Muerto cuatro estrellas


Tenía que ser inoportuno hasta para morirse. Justo el segundo día de vacaciones. Porque mi marido se ha empeñado toda su vida en hacerme la mía un poquito más complicada y porque siempre ha sido muy oportuno. Para una vez que salimos de la península, que vamos a un hotel cuatro estrellas en Formentera para darnos el lujo ahora que los niños son mayores, la tiene que palmar. Y para colmo los seis días que nos quedaban en el hotel es dinero y relax perdidos.

Yo creo que lo hizo a propósito. Lo de morirse, digo. ¿Quién se atraganta en la piscina con un trozo de espetec y luego se ahoga? Y que si no lo hizo a propósito lo tiene merecido. Por ansias. Que desde que lo conocí no ha cambiado ni un poquito. Un ansias y un inoportuno. Y encima enano, porque al menos llega a hacer pie en el agua y la palma de una sola cosa.

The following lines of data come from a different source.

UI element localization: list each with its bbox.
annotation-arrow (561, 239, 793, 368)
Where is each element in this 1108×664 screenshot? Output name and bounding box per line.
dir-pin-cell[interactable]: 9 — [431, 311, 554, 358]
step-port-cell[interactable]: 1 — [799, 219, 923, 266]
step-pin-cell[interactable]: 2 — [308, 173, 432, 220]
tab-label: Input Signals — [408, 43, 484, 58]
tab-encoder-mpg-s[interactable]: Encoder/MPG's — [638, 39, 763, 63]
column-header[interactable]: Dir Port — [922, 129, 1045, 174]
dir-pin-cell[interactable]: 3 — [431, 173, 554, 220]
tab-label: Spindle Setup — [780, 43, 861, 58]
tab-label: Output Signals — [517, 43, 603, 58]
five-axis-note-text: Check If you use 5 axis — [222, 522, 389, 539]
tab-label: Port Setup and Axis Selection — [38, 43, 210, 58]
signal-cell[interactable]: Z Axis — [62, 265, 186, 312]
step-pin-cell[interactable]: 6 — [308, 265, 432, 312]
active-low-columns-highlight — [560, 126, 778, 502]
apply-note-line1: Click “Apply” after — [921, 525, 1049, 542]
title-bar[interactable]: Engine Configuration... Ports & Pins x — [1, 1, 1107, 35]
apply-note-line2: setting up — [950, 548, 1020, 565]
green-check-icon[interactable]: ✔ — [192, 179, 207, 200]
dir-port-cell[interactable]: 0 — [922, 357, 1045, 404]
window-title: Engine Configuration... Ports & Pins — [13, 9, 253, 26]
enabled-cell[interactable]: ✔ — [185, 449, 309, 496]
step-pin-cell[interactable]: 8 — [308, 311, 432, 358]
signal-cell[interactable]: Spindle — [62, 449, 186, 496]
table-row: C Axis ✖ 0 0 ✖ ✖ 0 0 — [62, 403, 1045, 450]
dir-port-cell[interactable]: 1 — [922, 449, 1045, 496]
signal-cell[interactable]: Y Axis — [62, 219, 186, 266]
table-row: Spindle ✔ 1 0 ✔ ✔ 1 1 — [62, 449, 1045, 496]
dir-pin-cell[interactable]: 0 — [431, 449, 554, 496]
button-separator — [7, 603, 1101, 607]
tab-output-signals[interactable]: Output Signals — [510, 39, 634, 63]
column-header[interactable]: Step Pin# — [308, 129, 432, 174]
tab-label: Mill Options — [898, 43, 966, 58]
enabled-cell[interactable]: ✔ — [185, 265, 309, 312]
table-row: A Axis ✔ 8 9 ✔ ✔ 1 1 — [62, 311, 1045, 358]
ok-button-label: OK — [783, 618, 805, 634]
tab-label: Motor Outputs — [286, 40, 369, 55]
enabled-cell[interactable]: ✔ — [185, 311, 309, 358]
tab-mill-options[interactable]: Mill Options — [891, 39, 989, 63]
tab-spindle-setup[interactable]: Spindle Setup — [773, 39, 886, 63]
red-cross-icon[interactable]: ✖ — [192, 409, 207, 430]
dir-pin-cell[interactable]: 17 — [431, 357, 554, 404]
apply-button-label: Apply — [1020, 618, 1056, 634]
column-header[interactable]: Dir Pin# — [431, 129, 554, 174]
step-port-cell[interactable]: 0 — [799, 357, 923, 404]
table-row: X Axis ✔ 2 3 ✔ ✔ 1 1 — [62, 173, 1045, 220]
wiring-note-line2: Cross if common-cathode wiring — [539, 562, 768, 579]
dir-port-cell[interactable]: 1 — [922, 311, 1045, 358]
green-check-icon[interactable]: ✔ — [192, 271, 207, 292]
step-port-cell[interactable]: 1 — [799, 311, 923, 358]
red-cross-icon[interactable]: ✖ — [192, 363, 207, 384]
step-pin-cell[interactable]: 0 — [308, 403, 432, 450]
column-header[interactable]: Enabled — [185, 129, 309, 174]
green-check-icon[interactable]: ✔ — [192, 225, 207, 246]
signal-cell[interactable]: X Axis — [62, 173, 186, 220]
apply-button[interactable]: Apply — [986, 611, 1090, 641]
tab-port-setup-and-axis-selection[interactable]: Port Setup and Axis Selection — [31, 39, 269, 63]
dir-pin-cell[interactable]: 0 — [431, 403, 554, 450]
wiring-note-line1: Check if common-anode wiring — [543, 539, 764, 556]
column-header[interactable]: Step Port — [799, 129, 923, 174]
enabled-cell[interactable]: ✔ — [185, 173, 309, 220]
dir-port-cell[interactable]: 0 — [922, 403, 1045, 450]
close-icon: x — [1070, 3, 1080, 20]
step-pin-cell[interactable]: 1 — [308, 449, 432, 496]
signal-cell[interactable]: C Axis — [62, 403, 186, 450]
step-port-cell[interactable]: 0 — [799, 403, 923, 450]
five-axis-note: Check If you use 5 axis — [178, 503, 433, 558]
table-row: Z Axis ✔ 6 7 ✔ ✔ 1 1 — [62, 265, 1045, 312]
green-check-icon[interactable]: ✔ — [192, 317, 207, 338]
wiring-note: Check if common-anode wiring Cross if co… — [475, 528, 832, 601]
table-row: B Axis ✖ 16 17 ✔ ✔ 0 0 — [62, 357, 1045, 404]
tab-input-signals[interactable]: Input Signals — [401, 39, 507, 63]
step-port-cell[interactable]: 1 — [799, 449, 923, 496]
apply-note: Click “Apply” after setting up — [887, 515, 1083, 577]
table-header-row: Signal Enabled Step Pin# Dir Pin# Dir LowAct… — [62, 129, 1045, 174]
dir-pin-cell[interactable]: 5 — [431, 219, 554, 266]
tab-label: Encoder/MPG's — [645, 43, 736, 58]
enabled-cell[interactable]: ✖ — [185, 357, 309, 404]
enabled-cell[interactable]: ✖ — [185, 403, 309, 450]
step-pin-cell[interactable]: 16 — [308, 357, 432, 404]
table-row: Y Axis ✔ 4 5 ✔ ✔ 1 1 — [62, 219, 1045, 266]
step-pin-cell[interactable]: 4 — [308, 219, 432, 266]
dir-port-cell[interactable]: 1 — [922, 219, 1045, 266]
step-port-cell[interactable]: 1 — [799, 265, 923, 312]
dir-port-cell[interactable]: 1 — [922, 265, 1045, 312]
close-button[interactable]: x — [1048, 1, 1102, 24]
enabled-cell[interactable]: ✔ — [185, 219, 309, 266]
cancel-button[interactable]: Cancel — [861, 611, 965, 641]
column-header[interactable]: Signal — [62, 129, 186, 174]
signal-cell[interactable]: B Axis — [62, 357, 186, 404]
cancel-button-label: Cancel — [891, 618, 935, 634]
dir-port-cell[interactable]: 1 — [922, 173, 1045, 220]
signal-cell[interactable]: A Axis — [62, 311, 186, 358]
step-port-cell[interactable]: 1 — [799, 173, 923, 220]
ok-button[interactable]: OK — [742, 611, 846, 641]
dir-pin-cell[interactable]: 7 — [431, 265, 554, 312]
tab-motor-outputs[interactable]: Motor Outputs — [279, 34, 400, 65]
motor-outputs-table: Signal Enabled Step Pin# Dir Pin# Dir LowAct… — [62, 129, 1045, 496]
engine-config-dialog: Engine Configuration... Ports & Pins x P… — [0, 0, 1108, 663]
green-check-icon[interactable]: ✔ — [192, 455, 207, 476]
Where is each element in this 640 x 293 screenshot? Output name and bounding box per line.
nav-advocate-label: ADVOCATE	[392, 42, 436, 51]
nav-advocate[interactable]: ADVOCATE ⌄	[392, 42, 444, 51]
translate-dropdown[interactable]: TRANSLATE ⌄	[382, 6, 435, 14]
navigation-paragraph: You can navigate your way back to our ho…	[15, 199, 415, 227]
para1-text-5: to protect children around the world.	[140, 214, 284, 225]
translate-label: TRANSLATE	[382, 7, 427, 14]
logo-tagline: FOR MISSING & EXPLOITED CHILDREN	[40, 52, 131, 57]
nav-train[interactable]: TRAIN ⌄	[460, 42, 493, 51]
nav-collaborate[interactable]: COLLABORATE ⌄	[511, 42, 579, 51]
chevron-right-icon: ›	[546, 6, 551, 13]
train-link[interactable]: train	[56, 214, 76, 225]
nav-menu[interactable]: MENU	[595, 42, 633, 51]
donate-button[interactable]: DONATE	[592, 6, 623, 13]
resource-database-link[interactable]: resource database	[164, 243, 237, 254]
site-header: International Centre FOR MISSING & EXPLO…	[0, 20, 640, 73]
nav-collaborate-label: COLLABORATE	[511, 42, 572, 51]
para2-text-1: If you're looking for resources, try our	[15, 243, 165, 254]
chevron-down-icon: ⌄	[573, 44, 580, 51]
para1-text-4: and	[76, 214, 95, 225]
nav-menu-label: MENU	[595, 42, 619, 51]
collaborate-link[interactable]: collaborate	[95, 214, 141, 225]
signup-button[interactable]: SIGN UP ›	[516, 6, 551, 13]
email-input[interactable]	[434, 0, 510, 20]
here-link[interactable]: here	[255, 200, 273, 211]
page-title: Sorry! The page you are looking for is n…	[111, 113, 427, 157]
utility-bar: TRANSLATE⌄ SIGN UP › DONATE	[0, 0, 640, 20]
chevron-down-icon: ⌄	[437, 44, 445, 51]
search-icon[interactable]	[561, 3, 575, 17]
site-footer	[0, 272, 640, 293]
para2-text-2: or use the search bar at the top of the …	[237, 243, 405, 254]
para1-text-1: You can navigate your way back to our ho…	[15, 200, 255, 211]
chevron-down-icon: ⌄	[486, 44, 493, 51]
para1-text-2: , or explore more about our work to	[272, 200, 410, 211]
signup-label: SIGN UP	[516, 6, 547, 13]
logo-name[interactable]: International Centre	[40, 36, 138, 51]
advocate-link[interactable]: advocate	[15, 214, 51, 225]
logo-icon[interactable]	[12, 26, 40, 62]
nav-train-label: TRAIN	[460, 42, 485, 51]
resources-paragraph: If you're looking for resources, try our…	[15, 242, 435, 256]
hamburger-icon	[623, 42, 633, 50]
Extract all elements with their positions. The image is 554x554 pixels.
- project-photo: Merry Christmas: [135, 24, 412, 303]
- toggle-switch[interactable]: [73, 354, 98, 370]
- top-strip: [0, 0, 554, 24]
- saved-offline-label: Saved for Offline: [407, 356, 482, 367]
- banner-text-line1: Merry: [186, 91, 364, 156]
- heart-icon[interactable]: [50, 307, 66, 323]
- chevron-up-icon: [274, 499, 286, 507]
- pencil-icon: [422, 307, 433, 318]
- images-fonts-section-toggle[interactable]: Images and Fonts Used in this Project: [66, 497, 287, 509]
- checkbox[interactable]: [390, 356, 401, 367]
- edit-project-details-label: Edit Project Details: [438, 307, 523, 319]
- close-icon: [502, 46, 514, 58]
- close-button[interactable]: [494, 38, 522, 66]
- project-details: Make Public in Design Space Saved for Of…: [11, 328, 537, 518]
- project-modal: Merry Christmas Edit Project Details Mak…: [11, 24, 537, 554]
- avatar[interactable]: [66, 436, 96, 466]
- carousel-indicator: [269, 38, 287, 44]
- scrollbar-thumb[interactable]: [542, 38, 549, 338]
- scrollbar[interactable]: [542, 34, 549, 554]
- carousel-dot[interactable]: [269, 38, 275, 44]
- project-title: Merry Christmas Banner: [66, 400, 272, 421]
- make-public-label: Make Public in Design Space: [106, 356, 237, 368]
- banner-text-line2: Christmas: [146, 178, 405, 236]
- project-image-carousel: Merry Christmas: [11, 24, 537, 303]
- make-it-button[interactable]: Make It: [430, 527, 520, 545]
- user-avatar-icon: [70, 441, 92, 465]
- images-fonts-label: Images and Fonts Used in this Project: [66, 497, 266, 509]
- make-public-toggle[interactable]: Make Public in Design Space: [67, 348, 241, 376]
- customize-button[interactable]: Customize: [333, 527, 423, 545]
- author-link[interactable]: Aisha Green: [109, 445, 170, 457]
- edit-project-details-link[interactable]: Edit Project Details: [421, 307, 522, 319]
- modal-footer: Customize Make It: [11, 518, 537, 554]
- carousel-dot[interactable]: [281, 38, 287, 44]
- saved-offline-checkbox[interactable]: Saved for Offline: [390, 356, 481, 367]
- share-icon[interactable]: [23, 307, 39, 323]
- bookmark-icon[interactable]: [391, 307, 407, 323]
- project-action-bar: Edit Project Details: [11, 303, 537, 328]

La peor parte —quitando lo de la muerte— me la he llevado yo, que he tenido que mover todo para que lo trajeran de vuelta al pueblo. Y que todavía no me ha quedado muy claro si él —mi marido, el muerto— ha viajado en el avión en cabina o lo han tenido que facturar, porque de todo eso se ha encargado el señor de la funeraria. Lo bueno es que como era pequeñín igual lo han podido subir como equipaje de mano.

Menos mal que mi marido estaba muerto y no ha visto el funeral, porque ha sido patético. Yo intentando contactar con los más cercanos para informar del nuevo estado vital de mi marido —muerto—, pero nadie daba señales de vida —perdón. Todos por ahí de vacaciones y mientras yo velando a un muerto que ha jodido las mías. Tiene cojones. Que ya podría haber tenido la decencia de, si tenía que morirse, al menos hacerlo en el avión de vuelta. Pero no. Para no venir no han venido ni los niños, que están por ahí de vacaciones con sus amigotes y lo único que me han enviado son gifts de animalitos tristes. Cría cuervos que, cuando se hagan mayores, un coma etílico le parecerá mejor plan que pasar la tarde contigo.

Al final sólo ha venido el repartidor del restaurante chino porque a media tarde se me ha abierto el estómago. Aunque debería haber pedido una pizza, porque este no tenía ni puta idea de español y no ha podido darme charleta. Que estar en un tanatorio se hace cuesta arriba, pero si encima no tienes a nadie que te entretenga ya es hacer puenting a la inversa.

Menos mal que a media tarde la cosa se animó un poqutio. Escuché unos gritos por los pasillos. Así como muy desgarradores, como de película de terror. Me asomé para ver qué pasaba y me encontré a una mujer sola, más o menos de mi edad, ensañada contra una pared como si fuera un saco de boxeo.

—¿Estás bien? —le pregunté manteniendo las distancias, no fuera a ser que estuviera loca y yo que sé, se lanzara sobre mi cuello para morderme la yugular. Que mi marido vale, pero yo todavía no estoy preparada para ir al más allá.
—Cabrón de mierda, cabrón de mierda, cabrón de mierda... —La mujer parecía poseída, le faltaba un poco de espuma en la boca—. Cabrón de mierda, ¡te has tenido que morir en pleno agosto!
—¿Tu marido?
—Sí... ¡En plenas vacaciones! —La boxeadora de uñas postizas arrancó de nuevo a arrearle al muro de ladrillo.
—Nos ha jodido, ¡el mío también! ¿Dónde estábais?
—El Caribe.
—Pobrecita… Estoy aquí para lo que necesites.

Seguí hablando con ella mientras la acompañaba a por un poco de hielo para los nudillos, que los tenía hecho un cristo. La verdad es que me sentí bastante mejor. Siempre consuela saber que hay personas que lo están pasando peor que tú.

—El único consuelo que me queda es el seguro, que nos reembolsa los días perdidos en el hotel —me dijo. Hizo una pausa. Me miró con los ojos brillantes—. Vámonos. Tú y yo. Lejos. A acabar nuestras vacaciones.

Así que aquí estoy, haciendo la maleta con las cenizas de mi marido mirándome desde encima de la cómoda. No, Alfonso, no me mires así porque esta vez no te llevo, que seguro que me la vuelves a liar.

Al salir del tanatorio al menos alguien más se interesó por mí. Google me preguntó cómo valoraba mi experiencia. Cuatro estrellas, Google. Cuatro estrellas.